1) You have a great deal of practice on this topic regarding Dr. Dick's paper. The most recent
post contains a fairly direct approach to
discerning its degree of readiness as a tool.
Question: Will you please parse out a few steps?
Without deleting anything, please add a few MORE transitional sub-topic sentences announcing the significance of each paragraph.
2) A few questions about your words and phrases:
"try to figure this out:"
Shall I look for errors, or terms needing more precise definition, or what?
"Dr. D. has a set of: arbitrary sized groups each of arbitrary numbers."
By "arbitrary," do we mean "randomly selected?"
"He wants the members of his set of "observations" (groups of numbers) to be free to be smaller or larger than each other or to be "identical" to each other.
(In actual fact, if something is "plural", it is already a series of unique items, or you couldn't talk of "many" at all)."
I do not see the point of connection between those two paragraphs.
"He adds so-called "unknown data" to each observation to allow for the possibility that some are smaller than others or some look the same as others within the limits of his view.
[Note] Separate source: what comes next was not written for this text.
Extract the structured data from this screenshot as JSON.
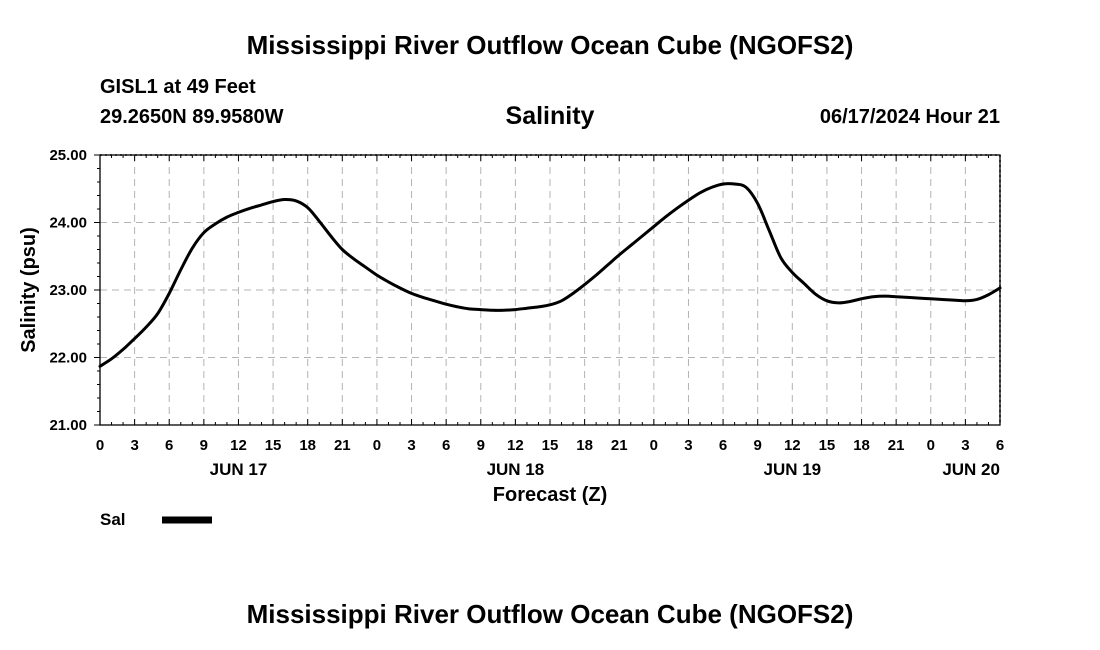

But he overlooks? that his so-called "unknown data" must be complementary to what is in his sets."
a) Were these unknowns added before, or after, the sequence of "observations" was put in their sequence?
b) If the unknowns are added before the sequencing, we have less of a problem. The other choice, "after," says we have added an unknown to an unknown and changed the sequence...and we now do not know what the sequence has become.
"E.g. if you have two observations: (5,5,5,5) and (5,5,5,5) you might add a 6 to the first one so you get (5,5,5,5,6). But if you already had somewhere a (5,5,5,5,6) then you have just gone and muddled your supposedly newly-uniquely identified observation with one of your others."
Could you explain it with U=unknown and the sequence as U1-1, U2-1, U3-1, U4-1
where the first number tells the sequence and
the number after the hyphen tells which version
of the sequence we mean? For example, if you add another unknown to U2-1, it will aways be U-2
which we could call U-2a for (Unknown2 with added unknown)?
And you could describe the new sequence after adding unknowns. If what I have just said seems incomplete to you, please tell me where.
Then I would understand better what you meant.
"Any rule must involve either a unique order or many possible orders but leaving at least one order free."
What is the significance of "at least one order free?" Is it to provide an exception case?